American nurse and physician

Caroline Asenath Grant Burghardt (June 10, 1834 – February 6, 1922) was a Union nurse during the American Civil War, who later practiced as a medical doctor in Washington D.C.

== Early life ==
Burghardt was born in Great Barrington, Massachusetts, the daughter of John Budd Burghardt and Asenath Lucinda Grant. Her mother died when Caroline was a girl. She was working as a governess in New York at the outbreak of the Civil War. Poet and journalist William Cullen Bryant was an acquaintance of Burghardt's, and may have helped place her in a nursing role during the war.

== Civil War service ==
On April 19, 1861, Burghardt reported to Bellevue Hospital where she was accepted for nurse training by the board of surgeons. Her training lasted until June 8, 1861, when she traveled to Washington, D.C. to begin acting as a nurse in the war.
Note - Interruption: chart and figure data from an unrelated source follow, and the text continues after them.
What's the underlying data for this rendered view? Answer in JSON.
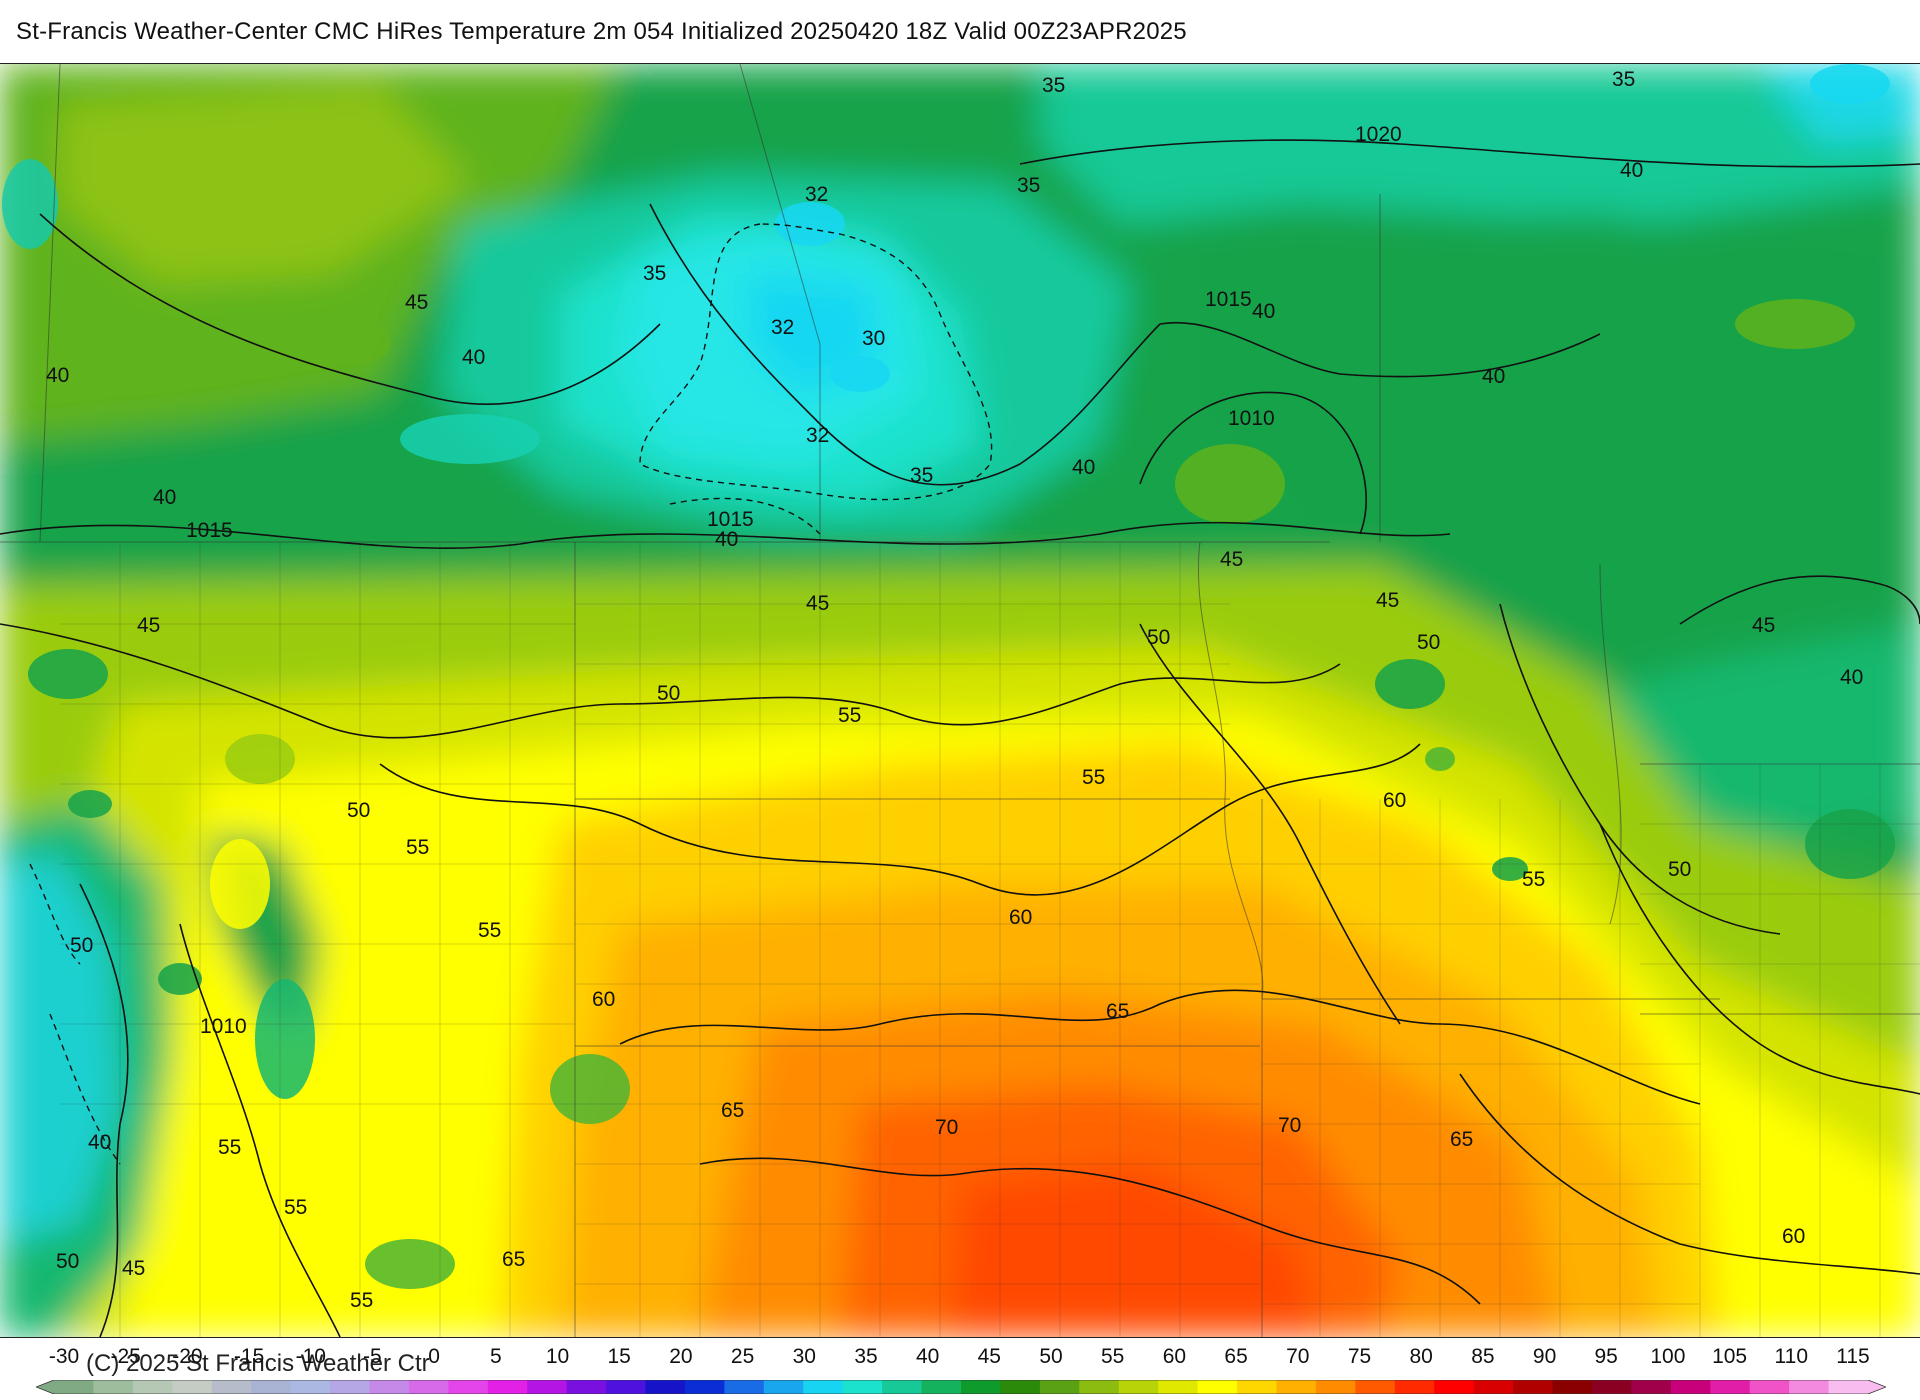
{
  "title": "St-Francis Weather-Center CMC HiRes Temperature 2m  054 Initialized 20250420 18Z Valid 00Z23APR2025",
  "credit": "(C) 2025 St Francis Weather Ctr",
  "colorbar": {
    "ticks": [
      "-30",
      "-25",
      "-20",
      "-15",
      "-10",
      "-5",
      "0",
      "5",
      "10",
      "15",
      "20",
      "25",
      "30",
      "35",
      "40",
      "45",
      "50",
      "55",
      "60",
      "65",
      "70",
      "75",
      "80",
      "85",
      "90",
      "95",
      "100",
      "105",
      "110",
      "115"
    ],
    "colors": [
      "#7faa84",
      "#9dbd9d",
      "#b4c8b4",
      "#c4ccc4",
      "#b6bcc9",
      "#a9b3d4",
      "#aab8e2",
      "#b5a6e6",
      "#c58ae8",
      "#d66ae9",
      "#e445ea",
      "#e320e6",
      "#b414e4",
      "#7a10e0",
      "#4d12de",
      "#1614c8",
      "#0a2ed6",
      "#1a6ce6",
      "#1aa6ee",
      "#16d4f2",
      "#1ae2cc",
      "#16c996",
      "#14b25c",
      "#0f9a2c",
      "#2b8a0a",
      "#5aa214",
      "#8cbc10",
      "#b8d408",
      "#e0e800",
      "#ffff00",
      "#ffd700",
      "#ffb000",
      "#ff8c00",
      "#ff5a00",
      "#ff2a00",
      "#ff0000",
      "#d80000",
      "#b00000",
      "#8a0000",
      "#8a0022",
      "#a0004a",
      "#c8007a",
      "#e01ea8",
      "#f052c8",
      "#f48ae0",
      "#f8bcee"
    ]
  },
  "map": {
    "isotherm_labels": [
      "35",
      "35",
      "1020",
      "40",
      "32",
      "35",
      "35",
      "45",
      "40",
      "1015",
      "40",
      "32",
      "30",
      "40",
      "40",
      "1010",
      "32",
      "40",
      "35",
      "40",
      "1015",
      "40",
      "1015",
      "45",
      "45",
      "45",
      "45",
      "50",
      "50",
      "45",
      "50",
      "55",
      "40",
      "55",
      "60",
      "50",
      "55",
      "50",
      "55",
      "60",
      "55",
      "50",
      "60",
      "65",
      "1010",
      "40",
      "55",
      "65",
      "70",
      "70",
      "65",
      "55",
      "60",
      "50",
      "45",
      "65",
      "55"
    ]
  }
}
Burghardt served as a nurse until September 6, 1865. She was stationed at numerous locations, such as Antietam, Gettysburg, Fortress Monroe, Winchester, and Alexandria. After Burghardt's service ended, Dorothea Dix composed a "testimony of hospital services" regarding Burghardt's work during the war. In this letter, Dix commented on Burghardt's "superior fidelity and skill."

== Career after the war ==
Burghardt continued her medical career well after the Civil War ended. In 1872, when she was 42 years old, Burghardt graduated from the medical school at Howard University. Afterwards, she practiced homeopathic medicine and began her own medical practice in Washington, D.C. She also held positions in the Treasury Department, the Commerce Department, and the Bureau of Navigation. She served a term as President of the Civil War Nurses' Association, and made appearances at Civil War commemorative events into the 1900s.

== Personal life ==
Burghardt received a pension of twelve dollars a month after February 28, 1891. She died in 1922, aged 87 years, in Washington D.C. Her grave is in Arlington National Cemetery.